To change a patch: edit the file(s) under `node_modules/family-chart/dist/`, then `cd frontend && npx patch-package family-chart` to regenerate, and verify with `npx patch-package --error-on-fail`.
**Upstreamed.** Both are general library bugfixes, not app-specific, and are submitted upstream:
- `cardToMiddle` vertical centering — **donatso/family-chart#103** (issue **#102**).
- Multi-spouse centered layout — **donatso/family-chart#105** (issue **#104**).
If either is merged + released, bump `family-chart`, drop the corresponding patch hunk, **and** remove any in-app compensation (e.g. the `cardToMiddle` caller in `tree/page.tsx` passes raw `y` precisely because the patch fixes it — pre-scaling there too would double-correct). Until then, keep the patch.
## License & contribution terms
Provenance is **source-available** under **BUSL-1.1** (see [LICENSE](LICENSE)): free for personal/family/non-commercial use, no third-party commercial hosting, and each release converts to **AGPL-3.0** four years after it ships. The DCO sign-off keeps the licensing chain clean so the maintainer can manage that conversion and a possible future hosted offering. Don't add code under an incompatible license, and don't vendor dependencies whose licenses conflict with eventual AGPL distribution.
## Brand
Visual identity lives in [docs/brand/](docs/brand/) (see its README for full guidance).
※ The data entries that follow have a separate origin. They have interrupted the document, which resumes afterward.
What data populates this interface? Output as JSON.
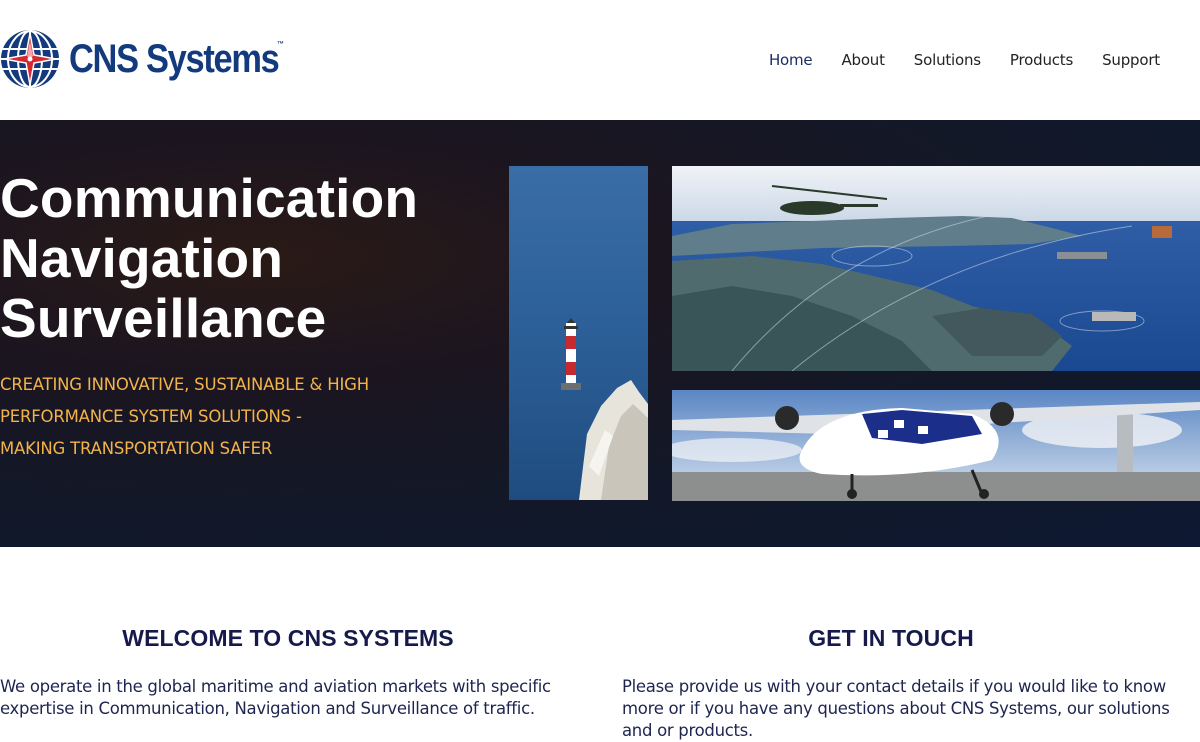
{
  "header": {
    "logo_text": "CNS Systems",
    "logo_tm": "™",
    "nav": [
      {
        "label": "Home"
      },
      {
        "label": "About"
      },
      {
        "label": "Solutions"
      },
      {
        "label": "Products"
      },
      {
        "label": "Support"
      }
    ]
  },
  "hero": {
    "title_lines": [
      "Communication",
      "Navigation",
      "Surveillance"
    ],
    "subtitle_lines": [
      "CREATING INNOVATIVE, SUSTAINABLE & HIGH",
      "PERFORMANCE SYSTEM SOLUTIONS -",
      "MAKING TRANSPORTATION SAFER"
    ]
  },
  "welcome": {
    "heading": "WELCOME TO CNS SYSTEMS",
    "text": "We operate in the global maritime and aviation markets with specific expertise in Communication, Navigation and Surveillance of traffic."
  },
  "contact": {
    "heading": "GET IN TOUCH",
    "text": "Please provide us with your contact details if you would like to know more or if you have any questions about CNS Systems, our solutions and or products."
  },
  "colors": {
    "brand_blue": "#123a7d",
    "accent_red": "#d7282f",
    "hero_subtitle": "#f2b34a",
    "heading_navy": "#161a4a"
  }
}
Use these as the frontend's design tokens:
- **Ink** (primary text/marks): `#1A1A17` light / `#F2EEE6` dark
- **Bronze** (accent, constant): `#A06A42`
- **Paper** (knockout on bronze, constant): `#F7F3EC`
- **Muted** (secondary text): `#6B6862` light / `#9A968E` dark
Wordmark is a serif (heritage register); UI body/secondary text is a humanist sans. Logo lockup: `docs/brand/provenance-logo.svg`; app icon/favicon: `docs/brand/provenance-icon.svg` and `favicon.svg`. Don't recolor outside the palette or add gradients/shadows — the look is flat and warm.
## Owner & contact
Maintainer: **Justin Paul** (`justin@jpaul.io`). This deployment targets a home lab: Authentik at `auth.jpaul.io` for auth, `mail.jpaul.io` for SMTP, behind Caddy + Cloudflare Tunnel.
## Open questions (don't assume answers)
Parked in PRD §11 and ARCHITECTURE §14: telemetry (opt-in anonymous vs none), embeddings provider for matching, DNA as future-phase vs permanent non-goal, native mobile timing, hosted-SaaS model, queue backend default (Postgres vs Redis), and PostGIS adoption. If a task depends on one of these, surface the dependency instead of picking silently.